Syryjscy chrześcijanie zdobyli się na ten szczególny gest miłosierdzia w okresie Ramadanu. 

Konkretnym gestem miłosierdzia w czasie Ramadanu, czyli muzułmańskiego miesiąca postu, są posiłki przygotowywane dla ubogich wyznawców tej religii przez chrześcijan. Jest to znak tym bardziej wymowny, że ma to miejsce w Syrii, a dokładnie w oblężonym od miesięcy Aleppo, gdzie pożywienie stanowi produkt deficytowy. Punkt dystrybucji żywności znajduje się przy syryjskoprawosławnej katedrze św. Efrema. Co ciekawe, nie są to wyłącznie półprodukty, ale i gotowe potrawy, które zgodnie z przepisami swej religii muzułmanie mogą zjeść w Ramadanie dopiero po zapadnięciu zmroku. Chrześcijanie podkreślają, że w ten prosty sposób chcą okazać wyznawcom islamu solidarność i bliskość. Podkreślają przy tym, że poprzez takie właśnie zwyczajne gesty można zacząć odbudowywać w Syrii pokojowe współistnienie wyznawców różnych religii, które znamionowało ten kraj przed wybuchem wojny.
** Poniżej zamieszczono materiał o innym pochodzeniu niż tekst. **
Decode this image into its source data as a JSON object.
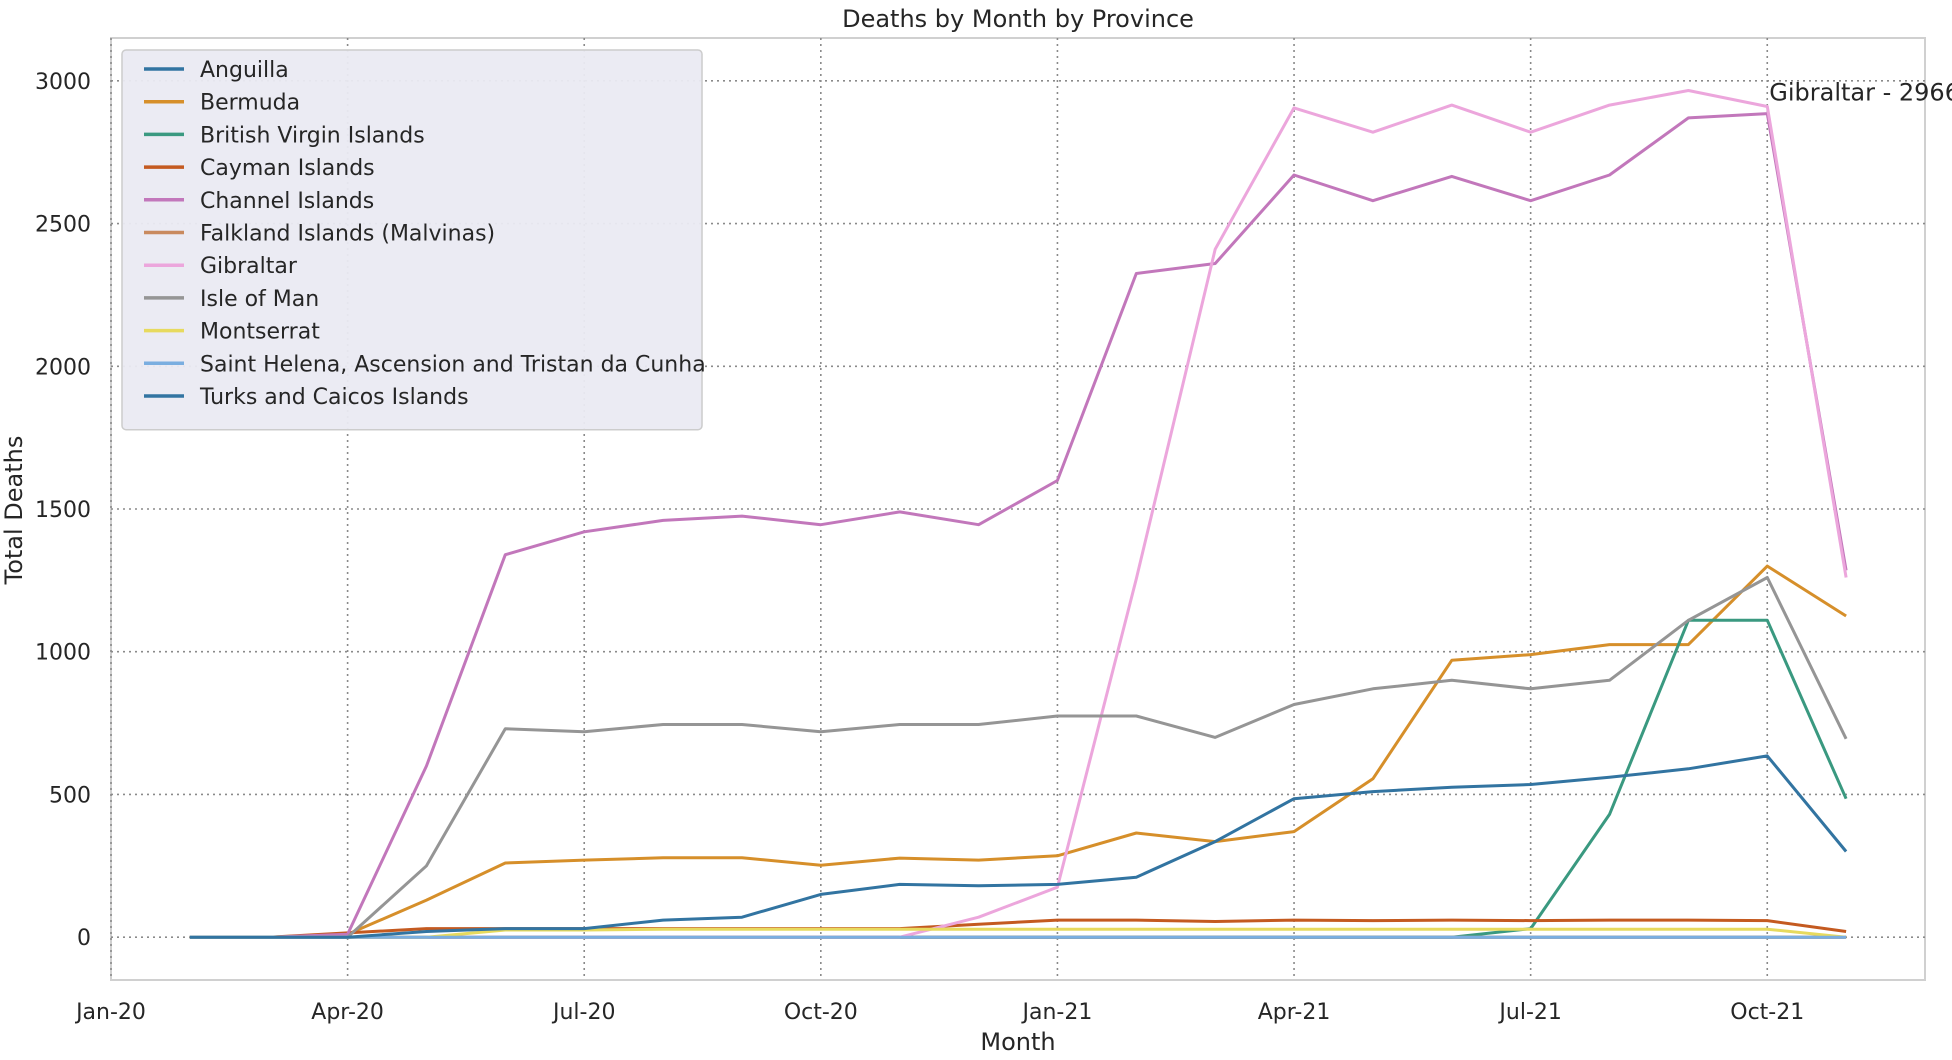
{
  "chart_data": {
    "type": "line",
    "title": "Deaths by Month by Province",
    "xlabel": "Month",
    "ylabel": "Total Deaths",
    "x": [
      "2020-02",
      "2020-03",
      "2020-04",
      "2020-05",
      "2020-06",
      "2020-07",
      "2020-08",
      "2020-09",
      "2020-10",
      "2020-11",
      "2020-12",
      "2021-01",
      "2021-02",
      "2021-03",
      "2021-04",
      "2021-05",
      "2021-06",
      "2021-07",
      "2021-08",
      "2021-09",
      "2021-10",
      "2021-11"
    ],
    "x_ticks": [
      "Jan-20",
      "Apr-20",
      "Jul-20",
      "Oct-20",
      "Jan-21",
      "Apr-21",
      "Jul-21",
      "Oct-21"
    ],
    "x_tick_dates": [
      "2020-01",
      "2020-04",
      "2020-07",
      "2020-10",
      "2021-01",
      "2021-04",
      "2021-07",
      "2021-10"
    ],
    "x_range": [
      "2020-01",
      "2021-12"
    ],
    "y_ticks": [
      0,
      500,
      1000,
      1500,
      2000,
      2500,
      3000
    ],
    "ylim": [
      -150,
      3150
    ],
    "grid": true,
    "grid_style": "dotted",
    "legend_position": "upper-left",
    "series": [
      {
        "name": "Anguilla",
        "color": "#3274a1",
        "values": [
          0,
          0,
          0,
          0,
          0,
          0,
          0,
          0,
          0,
          0,
          0,
          0,
          0,
          0,
          0,
          0,
          0,
          0,
          0,
          0,
          0,
          0
        ]
      },
      {
        "name": "Bermuda",
        "color": "#d68f2a",
        "values": [
          0,
          0,
          10,
          130,
          260,
          270,
          278,
          278,
          252,
          277,
          270,
          285,
          365,
          335,
          370,
          555,
          970,
          990,
          1025,
          1025,
          1300,
          1125
        ]
      },
      {
        "name": "British Virgin Islands",
        "color": "#3a9980",
        "values": [
          0,
          0,
          0,
          0,
          0,
          0,
          0,
          0,
          0,
          0,
          0,
          0,
          0,
          0,
          0,
          0,
          0,
          30,
          430,
          1110,
          1110,
          485
        ]
      },
      {
        "name": "Cayman Islands",
        "color": "#c45a20",
        "values": [
          0,
          0,
          15,
          30,
          30,
          30,
          30,
          30,
          30,
          30,
          45,
          60,
          60,
          55,
          60,
          58,
          60,
          58,
          60,
          60,
          58,
          20
        ]
      },
      {
        "name": "Channel Islands",
        "color": "#c277bb",
        "values": [
          0,
          0,
          10,
          600,
          1340,
          1420,
          1460,
          1475,
          1445,
          1490,
          1445,
          1600,
          2325,
          2360,
          2670,
          2580,
          2665,
          2580,
          2670,
          2870,
          2885,
          1285
        ]
      },
      {
        "name": "Falkland Islands (Malvinas)",
        "color": "#c98a5e",
        "values": [
          0,
          0,
          0,
          0,
          0,
          0,
          0,
          0,
          0,
          0,
          0,
          0,
          0,
          0,
          0,
          0,
          0,
          0,
          0,
          0,
          0,
          0
        ]
      },
      {
        "name": "Gibraltar",
        "color": "#eca6dc",
        "values": [
          0,
          0,
          0,
          0,
          0,
          0,
          0,
          0,
          0,
          0,
          70,
          175,
          1255,
          2410,
          2905,
          2820,
          2915,
          2820,
          2915,
          2966,
          2910,
          1260
        ]
      },
      {
        "name": "Isle of Man",
        "color": "#959595",
        "values": [
          0,
          0,
          0,
          250,
          730,
          720,
          745,
          745,
          720,
          745,
          745,
          775,
          775,
          700,
          815,
          870,
          900,
          870,
          900,
          1110,
          1260,
          695
        ]
      },
      {
        "name": "Montserrat",
        "color": "#e7da5e",
        "values": [
          0,
          0,
          0,
          0,
          25,
          25,
          28,
          28,
          28,
          28,
          28,
          28,
          28,
          28,
          28,
          28,
          28,
          28,
          28,
          28,
          28,
          0
        ]
      },
      {
        "name": "Saint Helena, Ascension and Tristan da Cunha",
        "color": "#7aaee0",
        "values": [
          0,
          0,
          0,
          0,
          0,
          0,
          0,
          0,
          0,
          0,
          0,
          0,
          0,
          0,
          0,
          0,
          0,
          0,
          0,
          0,
          0,
          0
        ]
      },
      {
        "name": "Turks and Caicos Islands",
        "color": "#3274a1",
        "values": [
          0,
          0,
          0,
          20,
          30,
          30,
          60,
          70,
          150,
          185,
          180,
          185,
          210,
          335,
          485,
          510,
          525,
          535,
          560,
          590,
          635,
          300
        ]
      }
    ],
    "annotations": [
      {
        "text": "Gibraltar - 2966",
        "x": "2021-10",
        "y": 2966
      }
    ]
  }
}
Innym znakiem solidarności podjętym przez chrześcijan Aleppo w Roku Miłosierdzia jest otoczenie opieką muzułmańskich sierot, które znalazły pomoc i schronienie w strukturach kościelnych po tym, jak dom dziecka w którym mieszkały, został zbombardowany. Chrześcijanie zapraszają też wszystkie dzieci muzułmańskie do uczestnictwa w organizowanych przez nich spotkaniach i zabawach.

Warto przypomnieć, że za syryjskoprawosławną diecezję w Aleppo wciąż odpowiada metropolita Mar Gregorios Yohanns Ibrahim, który w kwietniu 2013 r. został uprowadzony wraz z drugim prawosławnym metropolitą Boulosem Yazigim. Los obydwu jest nieznany. Nie ma też pewnych dowodów na to, że jeszcze żyją.